"Open your eyes and see what you can with them before they close forever'
Answers cause us to close our eyes, to only see limitations, to constrain us. But yet, we condition students to be experts of answers. We parade around as experts of answers. But why? How does knowing the finite help us move forward? How does knowing what has already been known going to help in our futures? Of course the obvious answers (see what I did there) are, well, obvious. But why do so very few teachers dare to be unusual? Why do we close our eyes and allow them to be closed forever? I believe there are two explanations to that question:
1. We generally perpetuate what was done to us. Often, we cannot see beyond our own experiences.
2. There is comfort in the known. There is a sense of control and directed-ness that answers provide. It sustains the paradigm we have grown accustomed.
Instead, shouldn’t we be valuing and nurturing curiosity? Shouldn’t we be seeking better questions? In Anthony Doerr's National Book Award winner, All the Light We Cannot See, young Werner is inspired to see. To see what is possible through the enigmatic voice on the radio that consistently encourages all that listen to "open your eyes and see what you can with them before they close forever".
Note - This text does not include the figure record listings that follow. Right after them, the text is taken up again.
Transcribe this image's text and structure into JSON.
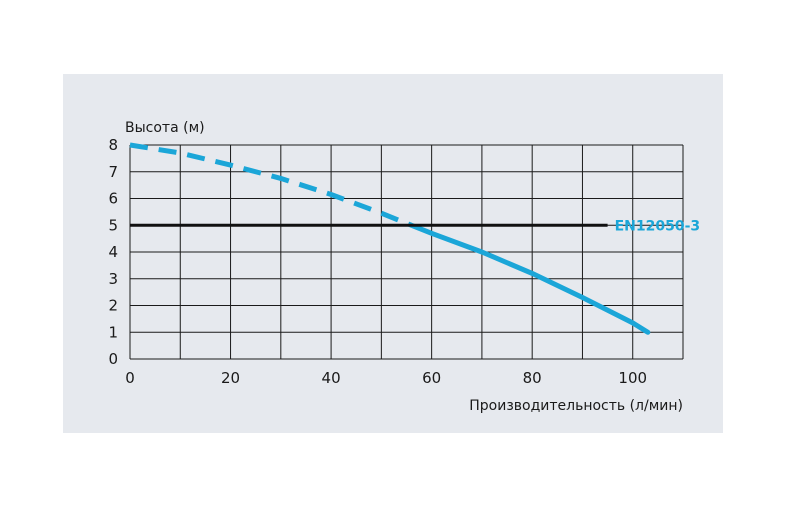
{
  "chart_data": {
    "type": "line",
    "xlabel": "Производительность (л/мин)",
    "ylabel": "Высота (м)",
    "xlim": [
      0,
      110
    ],
    "ylim": [
      0,
      8
    ],
    "x_ticks": [
      "0",
      "20",
      "40",
      "60",
      "80",
      "100"
    ],
    "y_ticks": [
      "0",
      "1",
      "2",
      "3",
      "4",
      "5",
      "6",
      "7",
      "8"
    ],
    "grid": true,
    "series": [
      {
        "style": "dashed",
        "color": "#1ba6d8",
        "x": [
          0,
          10,
          20,
          30,
          40,
          50,
          56
        ],
        "y": [
          8.0,
          7.7,
          7.25,
          6.75,
          6.15,
          5.45,
          5.0
        ]
      },
      {
        "style": "solid",
        "color": "#1ba6d8",
        "x": [
          56,
          60,
          70,
          80,
          90,
          100,
          103
        ],
        "y": [
          5.0,
          4.7,
          4.0,
          3.2,
          2.3,
          1.35,
          1.0
        ]
      }
    ],
    "reference_line": {
      "y": 5,
      "x_end": 95,
      "color": "#111111",
      "label": "EN12050-3"
    }
  }
}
The beauty of this encouragement is that Werner has no idea what is impossible. He isn’t constrained by answers. But, as Werner continues to mature, grow into adulthood, he must resist the temptation to settle for the world of answers. He must persistently refuse to accept this. He must always remind himself to “open your eyes” and “see what you can with them before they close forever”.
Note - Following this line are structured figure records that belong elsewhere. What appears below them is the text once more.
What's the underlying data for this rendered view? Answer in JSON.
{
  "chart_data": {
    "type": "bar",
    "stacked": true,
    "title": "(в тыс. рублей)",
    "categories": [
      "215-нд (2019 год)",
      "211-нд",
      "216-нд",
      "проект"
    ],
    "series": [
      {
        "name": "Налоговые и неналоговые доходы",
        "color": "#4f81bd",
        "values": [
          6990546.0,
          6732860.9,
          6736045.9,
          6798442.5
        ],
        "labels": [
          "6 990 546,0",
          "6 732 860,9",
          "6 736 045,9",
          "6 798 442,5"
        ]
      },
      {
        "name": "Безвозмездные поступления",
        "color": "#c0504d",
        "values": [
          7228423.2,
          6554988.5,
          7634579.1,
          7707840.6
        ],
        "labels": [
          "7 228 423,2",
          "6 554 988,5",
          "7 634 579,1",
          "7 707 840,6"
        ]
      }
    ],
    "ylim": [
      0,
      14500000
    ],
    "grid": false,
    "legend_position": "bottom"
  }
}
How quickly do we close our students’ eyes forever? Do they even get a chance to see? Make clear what is impossible. I would warrant a guess that there are some that would contend making the impossible clear is our primary role as educators. But doesn’t that type of thinking squash curiosity? And who’s to say what is impossible? In a time where quantum mechanics predicts over a dozen dimensions and multi-verses and parallel universes that have every potential form of our selves, how can we dare say that much of anything is impossible?
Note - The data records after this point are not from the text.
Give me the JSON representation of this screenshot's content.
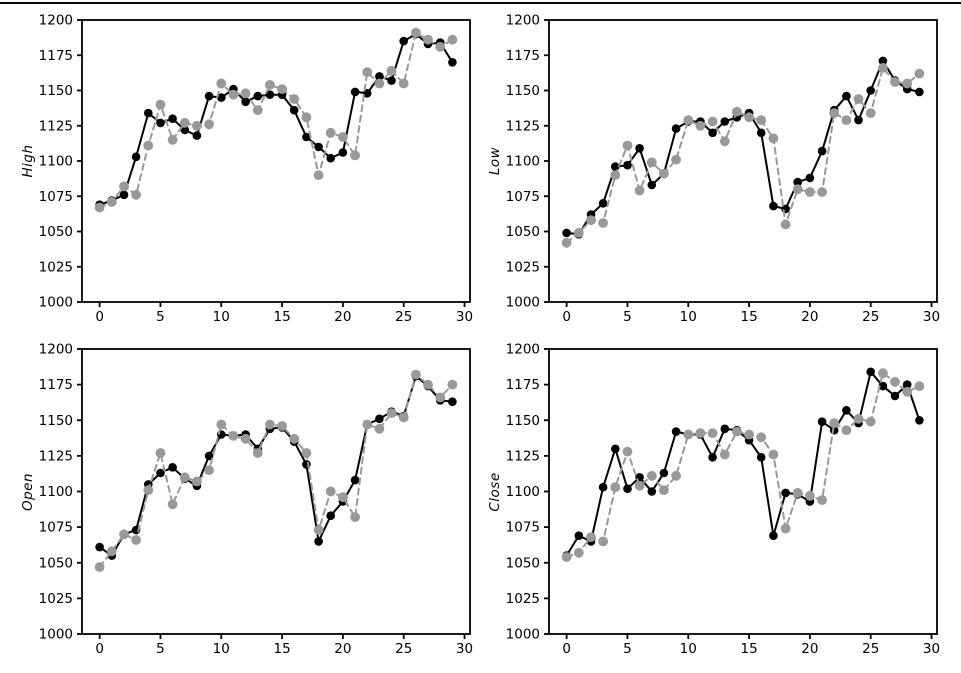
{
  "page": {
    "background_color": "#ffffff",
    "top_border_color": "#000000"
  },
  "chart_data": [
    {
      "id": "high",
      "type": "line",
      "title": "",
      "xlabel": "",
      "ylabel": "High",
      "xlim": [
        -1.45,
        30.45
      ],
      "ylim": [
        1000,
        1200
      ],
      "xticks": [
        0,
        5,
        10,
        15,
        20,
        25,
        30
      ],
      "yticks": [
        1000,
        1025,
        1050,
        1075,
        1100,
        1125,
        1150,
        1175,
        1200
      ],
      "grid": false,
      "legend": "none",
      "x": [
        0,
        1,
        2,
        3,
        4,
        5,
        6,
        7,
        8,
        9,
        10,
        11,
        12,
        13,
        14,
        15,
        16,
        17,
        18,
        19,
        20,
        21,
        22,
        23,
        24,
        25,
        26,
        27,
        28,
        29
      ],
      "series": [
        {
          "name": "solid-black",
          "color": "#000000",
          "line_style": "solid",
          "marker": "circle",
          "values": [
            1069,
            1072,
            1076,
            1103,
            1134,
            1127,
            1130,
            1122,
            1118,
            1146,
            1145,
            1151,
            1142,
            1146,
            1147,
            1147,
            1136,
            1117,
            1110,
            1102,
            1106,
            1149,
            1148,
            1160,
            1157,
            1185,
            1190,
            1183,
            1184,
            1170
          ]
        },
        {
          "name": "dashed-gray",
          "color": "#999999",
          "line_style": "dashed",
          "marker": "circle",
          "values": [
            1067,
            1071,
            1082,
            1076,
            1111,
            1140,
            1115,
            1127,
            1125,
            1126,
            1155,
            1147,
            1148,
            1136,
            1154,
            1151,
            1144,
            1131,
            1090,
            1120,
            1117,
            1104,
            1163,
            1155,
            1164,
            1155,
            1191,
            1186,
            1181,
            1186
          ]
        }
      ]
    },
    {
      "id": "low",
      "type": "line",
      "title": "",
      "xlabel": "",
      "ylabel": "Low",
      "xlim": [
        -1.45,
        30.45
      ],
      "ylim": [
        1000,
        1200
      ],
      "xticks": [
        0,
        5,
        10,
        15,
        20,
        25,
        30
      ],
      "yticks": [
        1000,
        1025,
        1050,
        1075,
        1100,
        1125,
        1150,
        1175,
        1200
      ],
      "grid": false,
      "legend": "none",
      "x": [
        0,
        1,
        2,
        3,
        4,
        5,
        6,
        7,
        8,
        9,
        10,
        11,
        12,
        13,
        14,
        15,
        16,
        17,
        18,
        19,
        20,
        21,
        22,
        23,
        24,
        25,
        26,
        27,
        28,
        29
      ],
      "series": [
        {
          "name": "solid-black",
          "color": "#000000",
          "line_style": "solid",
          "marker": "circle",
          "values": [
            1049,
            1048,
            1062,
            1070,
            1096,
            1097,
            1109,
            1083,
            1091,
            1123,
            1128,
            1128,
            1120,
            1128,
            1131,
            1134,
            1120,
            1068,
            1066,
            1085,
            1088,
            1107,
            1136,
            1146,
            1129,
            1150,
            1171,
            1157,
            1151,
            1149
          ]
        },
        {
          "name": "dashed-gray",
          "color": "#999999",
          "line_style": "dashed",
          "marker": "circle",
          "values": [
            1042,
            1049,
            1058,
            1056,
            1090,
            1111,
            1079,
            1099,
            1091,
            1101,
            1129,
            1125,
            1128,
            1114,
            1135,
            1131,
            1129,
            1116,
            1055,
            1080,
            1078,
            1078,
            1134,
            1129,
            1144,
            1134,
            1166,
            1156,
            1155,
            1162
          ]
        }
      ]
    },
    {
      "id": "open",
      "type": "line",
      "title": "",
      "xlabel": "",
      "ylabel": "Open",
      "xlim": [
        -1.45,
        30.45
      ],
      "ylim": [
        1000,
        1200
      ],
      "xticks": [
        0,
        5,
        10,
        15,
        20,
        25,
        30
      ],
      "yticks": [
        1000,
        1025,
        1050,
        1075,
        1100,
        1125,
        1150,
        1175,
        1200
      ],
      "grid": false,
      "legend": "none",
      "x": [
        0,
        1,
        2,
        3,
        4,
        5,
        6,
        7,
        8,
        9,
        10,
        11,
        12,
        13,
        14,
        15,
        16,
        17,
        18,
        19,
        20,
        21,
        22,
        23,
        24,
        25,
        26,
        27,
        28,
        29
      ],
      "series": [
        {
          "name": "solid-black",
          "color": "#000000",
          "line_style": "solid",
          "marker": "circle",
          "values": [
            1061,
            1055,
            1070,
            1073,
            1105,
            1113,
            1117,
            1109,
            1104,
            1125,
            1140,
            1139,
            1140,
            1130,
            1144,
            1145,
            1135,
            1119,
            1065,
            1083,
            1093,
            1108,
            1147,
            1151,
            1156,
            1153,
            1181,
            1174,
            1164,
            1163
          ]
        },
        {
          "name": "dashed-gray",
          "color": "#999999",
          "line_style": "dashed",
          "marker": "circle",
          "values": [
            1047,
            1058,
            1070,
            1066,
            1101,
            1127,
            1091,
            1110,
            1107,
            1115,
            1147,
            1139,
            1137,
            1127,
            1147,
            1146,
            1137,
            1127,
            1073,
            1100,
            1096,
            1082,
            1147,
            1144,
            1155,
            1152,
            1182,
            1175,
            1166,
            1175
          ]
        }
      ]
    },
    {
      "id": "close",
      "type": "line",
      "title": "",
      "xlabel": "",
      "ylabel": "Close",
      "xlim": [
        -1.45,
        30.45
      ],
      "ylim": [
        1000,
        1200
      ],
      "xticks": [
        0,
        5,
        10,
        15,
        20,
        25,
        30
      ],
      "yticks": [
        1000,
        1025,
        1050,
        1075,
        1100,
        1125,
        1150,
        1175,
        1200
      ],
      "grid": false,
      "legend": "none",
      "x": [
        0,
        1,
        2,
        3,
        4,
        5,
        6,
        7,
        8,
        9,
        10,
        11,
        12,
        13,
        14,
        15,
        16,
        17,
        18,
        19,
        20,
        21,
        22,
        23,
        24,
        25,
        26,
        27,
        28,
        29
      ],
      "series": [
        {
          "name": "solid-black",
          "color": "#000000",
          "line_style": "solid",
          "marker": "circle",
          "values": [
            1055,
            1069,
            1065,
            1103,
            1130,
            1102,
            1110,
            1100,
            1113,
            1142,
            1140,
            1140,
            1124,
            1144,
            1143,
            1136,
            1124,
            1069,
            1099,
            1098,
            1093,
            1149,
            1143,
            1157,
            1148,
            1184,
            1174,
            1167,
            1175,
            1150
          ]
        },
        {
          "name": "dashed-gray",
          "color": "#999999",
          "line_style": "dashed",
          "marker": "circle",
          "values": [
            1054,
            1057,
            1068,
            1065,
            1103,
            1128,
            1104,
            1111,
            1101,
            1111,
            1140,
            1141,
            1141,
            1126,
            1142,
            1140,
            1138,
            1126,
            1074,
            1099,
            1097,
            1094,
            1148,
            1143,
            1151,
            1149,
            1183,
            1177,
            1170,
            1174
          ]
        }
      ]
    }
  ]
}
This leads me to one of my favorite writers and thinkers, physicist Lawrence Krauss. In this short video he discusses how a curriculum that centers on questions would push deeper understanding, engagement, and well, just better individuals. While he focuses primarily on science, I believe the issues are the same. (PLEASE ignore the title of the video)
So, what will we choose to do in our classrooms? Will we choose to see the impossible problems our students will have to deal with? Or, will we close our eyes, and therefore, our students' eyes before they have ever seen?